So, everyone knows how 2020 started. It was a new decade, a new year, and for me full of new goals. I was planning on putting my name in for the lottery to backpack the Wonderland Trail for the 5th time (the 100-mile trail that goes around Mt. Rainier). I thought since my 35th birthday was happening, I might as well get in good shape, run a few half marathons, think about taking some continuing education classes, and actually invest in an insulin pump. I had finally decided to invest in me and make a concerted effort on being my best version — whatever that means.
Fast forward a few months … I’d signed up for 2 half marathons and gotten my first tattoo — a mountain range representing the journey of life. Life is full of ups and downs, the biggest payoffs come after the biggest effort, sometimes there are bumps and bruises, sometimes you have to turn around no matter how prepared you are, and sometimes it’s just not your day. Mountain climbing is a challenging journey, but the type 2 fun (when it’s really not much fun in the moment, but fun later – in retrospect – because of the incredible payoff) … and the views along the way often make it worth it. Little did I know that my tattoo’s meaning would soon come into full swing.
COVID-19 — I had no idea how much this would change my life and rock my world. I know many other people can say the same thing. Working in healthcare, not at the full front lines, but working the whole time led to an abundance of cognitive dissonance. I don’t have the luxury of being afraid. What is my duty? How much risk of my own health is too much? Can I pay my mortgage? Will social isolation actually make me go insane?
I am the kind of person who faces trauma head-on. I go into high productivity mode. I went about it like a sprint. “I am going to save the world.” “I will sacrifice my own health and happiness for others.” Little did I know the toll the endurance of the pandemic would take — the frustrations of changing relationships, the tension it put on stable relationships, how much of other people’s trauma would be dumped on me as a provider. All the anxieties and shaming within our society began to boil to the surface.
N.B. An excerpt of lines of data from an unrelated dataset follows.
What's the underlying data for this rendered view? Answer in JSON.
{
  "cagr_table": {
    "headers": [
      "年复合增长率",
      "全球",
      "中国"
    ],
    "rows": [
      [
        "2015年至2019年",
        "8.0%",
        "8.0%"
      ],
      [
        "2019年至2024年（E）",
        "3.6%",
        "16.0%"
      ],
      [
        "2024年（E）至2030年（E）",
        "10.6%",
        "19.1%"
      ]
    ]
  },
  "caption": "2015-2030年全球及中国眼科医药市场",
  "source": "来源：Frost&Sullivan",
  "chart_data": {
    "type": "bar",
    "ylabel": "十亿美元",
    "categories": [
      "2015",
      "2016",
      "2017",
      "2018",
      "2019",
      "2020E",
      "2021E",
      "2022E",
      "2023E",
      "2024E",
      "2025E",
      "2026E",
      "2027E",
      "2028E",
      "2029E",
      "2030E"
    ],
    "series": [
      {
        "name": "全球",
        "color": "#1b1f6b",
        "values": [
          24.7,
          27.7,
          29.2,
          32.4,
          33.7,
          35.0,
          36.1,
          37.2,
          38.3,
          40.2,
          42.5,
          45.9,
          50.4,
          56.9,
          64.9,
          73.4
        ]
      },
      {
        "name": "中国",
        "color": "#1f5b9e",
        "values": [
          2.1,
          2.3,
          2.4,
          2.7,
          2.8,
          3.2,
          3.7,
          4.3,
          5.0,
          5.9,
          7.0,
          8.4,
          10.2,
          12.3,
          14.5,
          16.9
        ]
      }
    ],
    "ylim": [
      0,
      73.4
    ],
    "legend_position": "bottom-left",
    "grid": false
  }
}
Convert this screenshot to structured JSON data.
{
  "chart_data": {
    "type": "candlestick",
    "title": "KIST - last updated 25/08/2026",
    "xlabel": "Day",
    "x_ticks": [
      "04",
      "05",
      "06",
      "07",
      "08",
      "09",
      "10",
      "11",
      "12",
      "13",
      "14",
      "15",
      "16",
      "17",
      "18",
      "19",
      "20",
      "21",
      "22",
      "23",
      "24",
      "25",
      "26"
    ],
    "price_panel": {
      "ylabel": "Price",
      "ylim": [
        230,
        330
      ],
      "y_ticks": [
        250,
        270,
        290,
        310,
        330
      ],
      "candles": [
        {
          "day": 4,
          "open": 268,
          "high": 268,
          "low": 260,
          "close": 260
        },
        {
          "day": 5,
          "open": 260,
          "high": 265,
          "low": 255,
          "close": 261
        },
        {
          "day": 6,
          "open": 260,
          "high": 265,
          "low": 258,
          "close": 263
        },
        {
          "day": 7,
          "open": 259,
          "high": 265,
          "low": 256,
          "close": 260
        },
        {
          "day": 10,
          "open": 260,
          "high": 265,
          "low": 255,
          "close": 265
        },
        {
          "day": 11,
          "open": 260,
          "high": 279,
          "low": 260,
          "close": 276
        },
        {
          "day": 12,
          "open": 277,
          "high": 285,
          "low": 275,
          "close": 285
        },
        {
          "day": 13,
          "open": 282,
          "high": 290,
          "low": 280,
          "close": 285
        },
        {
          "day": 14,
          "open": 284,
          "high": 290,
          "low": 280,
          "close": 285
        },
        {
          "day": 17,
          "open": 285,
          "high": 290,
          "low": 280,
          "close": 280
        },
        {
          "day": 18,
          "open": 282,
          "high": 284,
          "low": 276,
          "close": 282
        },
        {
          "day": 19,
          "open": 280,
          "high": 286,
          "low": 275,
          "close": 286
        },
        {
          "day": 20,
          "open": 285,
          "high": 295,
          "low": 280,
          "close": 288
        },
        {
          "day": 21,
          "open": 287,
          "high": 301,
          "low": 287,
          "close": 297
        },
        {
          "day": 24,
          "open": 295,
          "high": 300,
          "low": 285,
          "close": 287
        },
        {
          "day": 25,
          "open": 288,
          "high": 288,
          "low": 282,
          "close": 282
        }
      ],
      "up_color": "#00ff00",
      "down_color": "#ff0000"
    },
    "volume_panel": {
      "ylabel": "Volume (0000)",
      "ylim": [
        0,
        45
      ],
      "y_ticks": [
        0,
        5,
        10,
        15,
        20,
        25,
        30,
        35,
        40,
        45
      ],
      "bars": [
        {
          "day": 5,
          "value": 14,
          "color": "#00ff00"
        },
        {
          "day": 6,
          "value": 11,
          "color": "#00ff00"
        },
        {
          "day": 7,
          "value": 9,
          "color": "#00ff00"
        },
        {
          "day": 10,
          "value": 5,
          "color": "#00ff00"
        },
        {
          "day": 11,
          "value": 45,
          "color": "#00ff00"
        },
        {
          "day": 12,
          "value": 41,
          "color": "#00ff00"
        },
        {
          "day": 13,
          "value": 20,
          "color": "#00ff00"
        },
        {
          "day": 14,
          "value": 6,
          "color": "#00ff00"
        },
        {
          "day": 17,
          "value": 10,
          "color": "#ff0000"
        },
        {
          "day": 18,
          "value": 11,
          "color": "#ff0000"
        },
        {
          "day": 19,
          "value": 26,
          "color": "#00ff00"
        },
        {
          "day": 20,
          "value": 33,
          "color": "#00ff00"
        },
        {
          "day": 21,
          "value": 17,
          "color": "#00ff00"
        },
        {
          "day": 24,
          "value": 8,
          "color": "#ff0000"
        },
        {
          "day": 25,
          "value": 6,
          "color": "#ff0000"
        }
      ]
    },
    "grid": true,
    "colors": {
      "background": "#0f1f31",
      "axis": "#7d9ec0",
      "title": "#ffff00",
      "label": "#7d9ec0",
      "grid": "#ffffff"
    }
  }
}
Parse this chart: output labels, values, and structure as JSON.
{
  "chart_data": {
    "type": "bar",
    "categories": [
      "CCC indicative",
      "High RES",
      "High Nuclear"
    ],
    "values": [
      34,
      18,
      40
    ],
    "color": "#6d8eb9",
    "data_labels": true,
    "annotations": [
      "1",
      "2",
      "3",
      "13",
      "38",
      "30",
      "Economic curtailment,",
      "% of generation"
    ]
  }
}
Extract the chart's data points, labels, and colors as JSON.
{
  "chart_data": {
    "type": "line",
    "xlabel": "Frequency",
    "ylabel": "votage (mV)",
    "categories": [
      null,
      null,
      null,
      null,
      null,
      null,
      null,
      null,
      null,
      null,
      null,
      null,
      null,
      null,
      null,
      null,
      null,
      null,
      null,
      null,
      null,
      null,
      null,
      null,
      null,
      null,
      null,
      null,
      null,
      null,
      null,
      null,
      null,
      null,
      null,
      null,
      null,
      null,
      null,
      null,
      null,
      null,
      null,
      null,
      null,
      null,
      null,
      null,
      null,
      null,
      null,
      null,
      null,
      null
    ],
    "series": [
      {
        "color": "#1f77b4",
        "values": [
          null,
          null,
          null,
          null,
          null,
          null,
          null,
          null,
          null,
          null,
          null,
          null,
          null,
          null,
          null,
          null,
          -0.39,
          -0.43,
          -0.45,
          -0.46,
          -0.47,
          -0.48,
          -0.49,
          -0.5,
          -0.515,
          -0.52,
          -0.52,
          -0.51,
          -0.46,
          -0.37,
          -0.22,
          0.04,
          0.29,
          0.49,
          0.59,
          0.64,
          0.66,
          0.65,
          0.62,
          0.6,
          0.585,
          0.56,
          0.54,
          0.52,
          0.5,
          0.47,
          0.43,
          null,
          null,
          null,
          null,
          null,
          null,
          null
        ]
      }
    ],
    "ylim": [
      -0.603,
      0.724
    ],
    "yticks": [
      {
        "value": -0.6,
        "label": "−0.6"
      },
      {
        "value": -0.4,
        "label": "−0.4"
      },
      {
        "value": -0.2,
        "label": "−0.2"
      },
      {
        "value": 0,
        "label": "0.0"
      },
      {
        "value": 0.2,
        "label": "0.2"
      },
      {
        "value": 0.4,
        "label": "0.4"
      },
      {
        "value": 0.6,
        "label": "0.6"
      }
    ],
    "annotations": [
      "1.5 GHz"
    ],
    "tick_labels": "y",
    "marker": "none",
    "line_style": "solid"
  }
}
My favorite word is serendipitous. I believe life is full of serendipitous moments, we just forget to look for them. I had a moment of serendipity when my friend and I won the lottery for the Wonderland Trail. What else is there to do but spend time in nature during a world pandemic when you are an essential worker who lives by yourself. Nature for me was healing and restorative. Exercise gave me awesome relief. I poured my free time into training: insanity Tuesdays where my coworkers and I did social distance HIIT workouts, Thursday social distance hikes. I started to hike alone too. Right before the trip I had some shifts in personal relationships that made me feel more isolated than ever. I was then on a mission. I was going to rock that trail like a badass.
That trip was amazing. Right before I left one of my best friends called me and asked, “Hey want to just climb Rainier next?”
That had never even been on my radar. But I was like, “Why not?” I had been reading a lot of Brene Brown, the concept that being vulnerable and being brave are the same thing. Being willing to move forward and take risks without being able to control the outcome was something I decided I was going to do. I was going to go for it.
The investment (not just financially but mentally and emotionally as well), the commitment of time and energy, and the training in the winter — running stairs, hiking in the snow … just freezing half the time … sometimes had me questioning my sanity. I had hours to reflect what my life would look like going forward.
Climbing Rainier almost 9 months later was otherworldly. I had an internal belief that I could do it. I had no doubts. I was ready, but also extremely nervous. There were so many things that could go wrong. I wanted to do it for myself. I wanted to leave some of my past behind me. The weather was hot. The views were clear.
I regret nothing. I am proud I had enough wherewithal to turn around when I did. I can live another day to climb more mountains. That mountain is still there. My journey is not over. I now have absolutely fallen in love with mountaineering. It was extremely emotional when I went back to my tent. I cried about the past year, how my body crapped out on me, how the pandemic sucked, the feelings of failure, abandonment, and rejections of 2020. I learned to be vulnerable and feel my feelings. I realized it might have been one of my greatest accomplishments because I went for it. I will continue to go for it. Also, perfectionism is not the goal. The goal is to be my best version, but not at the expense of my health or my life. My journey will continue.
I am inspired now to continue climbing. I realize many type 1 diabetics and women, especially women of color, do not get this opportunity. So, I am proud, but now I want to encourage and empower those groups too. People don’t have to climb mountains to learn these lessons, but I hope they don’t limit themselves out of fear of failure or rejection … whatever the risk may be. Be brave. Sometimes it means getting your butt kicked. I won’t lie, it sucks, but it’s worth it to keep going, and the views along the way are otherworldly. And when I do get to the tippy top I may ugly cry and sing Andra Day’s “Rise Up.” It’s just a matter of time before the moments of serendipity come. In the meantime, that mountain stands in all its glory, and I am learning to be present, to enjoy the moment and journey, and to accept the messier human me.